И именно в эту ночь единственным, кто рас­хаживал по пустынным улицам Аялона, оказыва­ется бал-довер, Ангел смерти, который не может найти никого дома, а спросить, куда все поде­вались, не у кого. Но положение становится еще хуже, когда он обнаруживает ярко освещенный зал, где сидят триста человек, которые радуются, проклиная его имя, декламируя насмешливые плачи и всячески понося смерть. Он не может войти, потому что никто из присутствующих не попал в список тех, кто должен умереть этой но­чью («и он страдал от этого, как человек, который узнал, что его лотерейный билет всего на одну цифру отличается от выигрышного номера», 20). Смерти приходится ждать, когда Элиньке Булке, пьяный могильщик из этого братства, выйдет на улицу облегчиться. Выведенный из себя дерзки­ми вопросами незнакомца, могильщик оставляет роскошный ужин и удостаивает его следующего ответа:

«Послушайте его! Он говорит, местные обычаи!» — вос­кликнул могильщик. «Покажите мне хоть одно место в целом мире, где не празднуют пятнадцатое кислева. Даже если ты дойдешь до самого края земли, до другого берега [реки] Самбатион, и там будут праздновать пятнадцатое кислева. Ты притворяешься!» (23)

Когда пьяная бравада никак не действует на ан­гельского эксперта по еврейским делам, у кото­рого под крылом всегда есть еврейская Библия, на улицу вызывают зогера, проповедника брат­ства, чтобы он вел ученый диспут. Почему, особо интересуется Ангел, люди кричат «било га-мовес ла-нецох, поглощена будет смерть навеки», если они не знают, откуда взяты эти слова (Ис. 25:8), и не хотят, чтобы у них отняли жизнь и отправили туда, где эти слова осуществятся. «Это не хула, — отвечает зогер. — Это наш крик радости, ведь это значит, что смерть уносит человека на веки веч­ные. И из этого мы узнаем, что мертвец никогда не вернется и не потребует обратно плату за свои похороны!» (33)

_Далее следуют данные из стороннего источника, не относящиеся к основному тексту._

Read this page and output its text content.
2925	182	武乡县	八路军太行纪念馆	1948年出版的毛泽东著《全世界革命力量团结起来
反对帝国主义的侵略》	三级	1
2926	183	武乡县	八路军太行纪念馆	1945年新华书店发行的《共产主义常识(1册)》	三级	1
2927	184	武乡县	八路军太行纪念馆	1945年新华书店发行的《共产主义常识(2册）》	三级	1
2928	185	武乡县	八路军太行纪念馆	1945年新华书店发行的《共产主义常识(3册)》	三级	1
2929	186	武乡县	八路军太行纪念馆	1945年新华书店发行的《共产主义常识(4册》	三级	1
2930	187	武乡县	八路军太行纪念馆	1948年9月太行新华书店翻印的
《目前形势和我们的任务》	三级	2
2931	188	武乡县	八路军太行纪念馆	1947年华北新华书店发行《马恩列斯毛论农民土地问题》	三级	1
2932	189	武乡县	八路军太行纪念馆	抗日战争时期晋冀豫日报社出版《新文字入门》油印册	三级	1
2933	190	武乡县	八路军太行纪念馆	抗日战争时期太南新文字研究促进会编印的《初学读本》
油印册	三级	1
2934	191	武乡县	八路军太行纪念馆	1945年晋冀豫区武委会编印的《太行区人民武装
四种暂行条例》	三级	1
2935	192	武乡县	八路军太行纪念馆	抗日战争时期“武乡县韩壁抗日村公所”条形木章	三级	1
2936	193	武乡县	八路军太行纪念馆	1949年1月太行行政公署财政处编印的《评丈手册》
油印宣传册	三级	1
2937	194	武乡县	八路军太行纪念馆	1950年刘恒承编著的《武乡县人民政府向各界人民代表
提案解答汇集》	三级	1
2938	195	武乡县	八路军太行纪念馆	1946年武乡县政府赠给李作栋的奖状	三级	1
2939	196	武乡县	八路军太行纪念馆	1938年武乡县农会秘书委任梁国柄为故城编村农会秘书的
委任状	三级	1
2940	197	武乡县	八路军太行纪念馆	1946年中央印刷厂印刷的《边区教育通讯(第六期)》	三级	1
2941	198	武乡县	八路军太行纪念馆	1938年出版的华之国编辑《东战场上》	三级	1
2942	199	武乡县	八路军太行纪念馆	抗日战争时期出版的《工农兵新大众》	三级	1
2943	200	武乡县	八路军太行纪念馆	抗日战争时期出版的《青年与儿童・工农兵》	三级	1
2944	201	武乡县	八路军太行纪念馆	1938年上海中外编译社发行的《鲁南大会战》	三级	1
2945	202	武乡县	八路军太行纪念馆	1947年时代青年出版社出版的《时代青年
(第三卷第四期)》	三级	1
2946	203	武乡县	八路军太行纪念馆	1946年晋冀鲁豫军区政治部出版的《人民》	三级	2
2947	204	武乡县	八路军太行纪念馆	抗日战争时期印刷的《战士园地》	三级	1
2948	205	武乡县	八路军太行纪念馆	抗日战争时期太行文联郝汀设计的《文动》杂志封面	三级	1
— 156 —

То ли от смеха, то ли от гнева Ангел смерти решает отменить смерть, чтобы наказать чле­нов братства за их безграничное невежество и безжалостное стремление нажиться на мертве­це. Он возносится на небеса, чтобы заявить, что отказывается от своих обязанностей, но небес­ный суд предлагает компромиссное решение: пусть будет основана больница для бедняков, чтобы Ангелу больше не нужно было занимать­ся утомительными поисками жертв в отдален­ных подвалах и лачугах. Если все бедняки будут умирать в больнице, которую содержит погре­бальное братство, его члены точно так же разо­рятся.